No esperaban verme aquí, y mucho menos en un duelo verbal con Aurora bajo la atenta mirada de Nolan.
Pero Silvano…
Sus ojos se clavaron en los míos, firmes e indescifrables.
Sin ira.
Sin diversión.
Solo la calma de quien había visto venir la tormenta mucho antes de que estallara.
Selene enmudeció en mi interior.
Por un momento, todo lo demás —las risas, las charlas, la música— se convirtió en estática.
Sentí su mirada como un pulso bajo mi piel.

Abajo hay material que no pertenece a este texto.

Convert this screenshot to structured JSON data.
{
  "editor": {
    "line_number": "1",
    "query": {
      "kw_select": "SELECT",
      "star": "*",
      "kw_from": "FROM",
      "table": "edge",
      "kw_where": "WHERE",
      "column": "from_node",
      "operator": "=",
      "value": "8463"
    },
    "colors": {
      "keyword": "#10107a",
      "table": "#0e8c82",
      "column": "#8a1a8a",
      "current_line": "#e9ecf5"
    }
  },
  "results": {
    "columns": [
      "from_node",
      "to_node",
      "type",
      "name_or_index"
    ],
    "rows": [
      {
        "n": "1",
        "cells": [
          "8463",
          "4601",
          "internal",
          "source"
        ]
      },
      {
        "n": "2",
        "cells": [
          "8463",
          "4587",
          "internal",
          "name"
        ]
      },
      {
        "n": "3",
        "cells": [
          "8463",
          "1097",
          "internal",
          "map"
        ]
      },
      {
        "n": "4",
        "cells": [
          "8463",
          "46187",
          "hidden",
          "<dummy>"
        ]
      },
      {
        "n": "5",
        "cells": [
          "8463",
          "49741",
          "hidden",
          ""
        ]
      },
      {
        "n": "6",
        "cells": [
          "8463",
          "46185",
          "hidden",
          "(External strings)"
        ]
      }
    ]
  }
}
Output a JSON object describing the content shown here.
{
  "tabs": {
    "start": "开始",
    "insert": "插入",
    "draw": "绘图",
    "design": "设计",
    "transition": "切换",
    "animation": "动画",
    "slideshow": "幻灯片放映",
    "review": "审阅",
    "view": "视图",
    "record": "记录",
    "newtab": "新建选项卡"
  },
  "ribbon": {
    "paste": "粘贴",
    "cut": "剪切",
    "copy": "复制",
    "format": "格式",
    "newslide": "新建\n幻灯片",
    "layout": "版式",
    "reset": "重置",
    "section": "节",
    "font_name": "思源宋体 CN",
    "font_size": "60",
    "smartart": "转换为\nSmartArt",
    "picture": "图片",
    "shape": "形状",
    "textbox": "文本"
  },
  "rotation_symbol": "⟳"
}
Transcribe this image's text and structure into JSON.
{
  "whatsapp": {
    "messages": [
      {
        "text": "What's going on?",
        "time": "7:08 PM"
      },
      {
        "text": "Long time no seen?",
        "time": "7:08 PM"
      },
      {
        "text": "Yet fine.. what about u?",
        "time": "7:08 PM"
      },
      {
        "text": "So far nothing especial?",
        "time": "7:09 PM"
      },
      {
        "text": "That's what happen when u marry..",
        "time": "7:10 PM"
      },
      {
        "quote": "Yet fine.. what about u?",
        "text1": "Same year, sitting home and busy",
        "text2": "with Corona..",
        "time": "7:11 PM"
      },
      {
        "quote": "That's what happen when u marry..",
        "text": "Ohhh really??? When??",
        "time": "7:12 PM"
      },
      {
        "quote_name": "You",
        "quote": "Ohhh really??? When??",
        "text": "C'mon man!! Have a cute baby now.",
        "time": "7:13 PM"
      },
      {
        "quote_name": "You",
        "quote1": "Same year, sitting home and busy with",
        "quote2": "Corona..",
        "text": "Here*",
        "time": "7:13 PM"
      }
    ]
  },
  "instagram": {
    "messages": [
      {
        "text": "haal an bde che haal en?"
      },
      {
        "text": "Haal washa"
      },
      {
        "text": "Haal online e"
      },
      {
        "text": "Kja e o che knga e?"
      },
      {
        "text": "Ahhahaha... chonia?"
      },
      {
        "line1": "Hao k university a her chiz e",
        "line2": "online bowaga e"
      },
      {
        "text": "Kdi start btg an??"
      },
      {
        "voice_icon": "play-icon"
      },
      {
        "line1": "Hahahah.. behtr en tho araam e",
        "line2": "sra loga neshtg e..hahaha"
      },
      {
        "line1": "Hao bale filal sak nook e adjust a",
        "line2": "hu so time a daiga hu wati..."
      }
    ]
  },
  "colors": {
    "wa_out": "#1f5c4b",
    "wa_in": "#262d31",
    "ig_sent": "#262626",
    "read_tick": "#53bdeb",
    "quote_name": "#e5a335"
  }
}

La misma energía que antes me anclaba ahora me oprimía como un peso.
Entonces apartó la vista.
Y todo el aire que había contenido se escapó en una única exhalación temblorosa.
—¿Qué pasa?
—Johnny siguió mi mirada.
Selene dejó escapar un gruñido bajo.
«Ya no necesitamos su aprobación —dijo—.
Nunca la necesitamos».
Me volví hacia el Profesor Nolan.
—Ahora, sobre la adaptación multifásica que mencionó…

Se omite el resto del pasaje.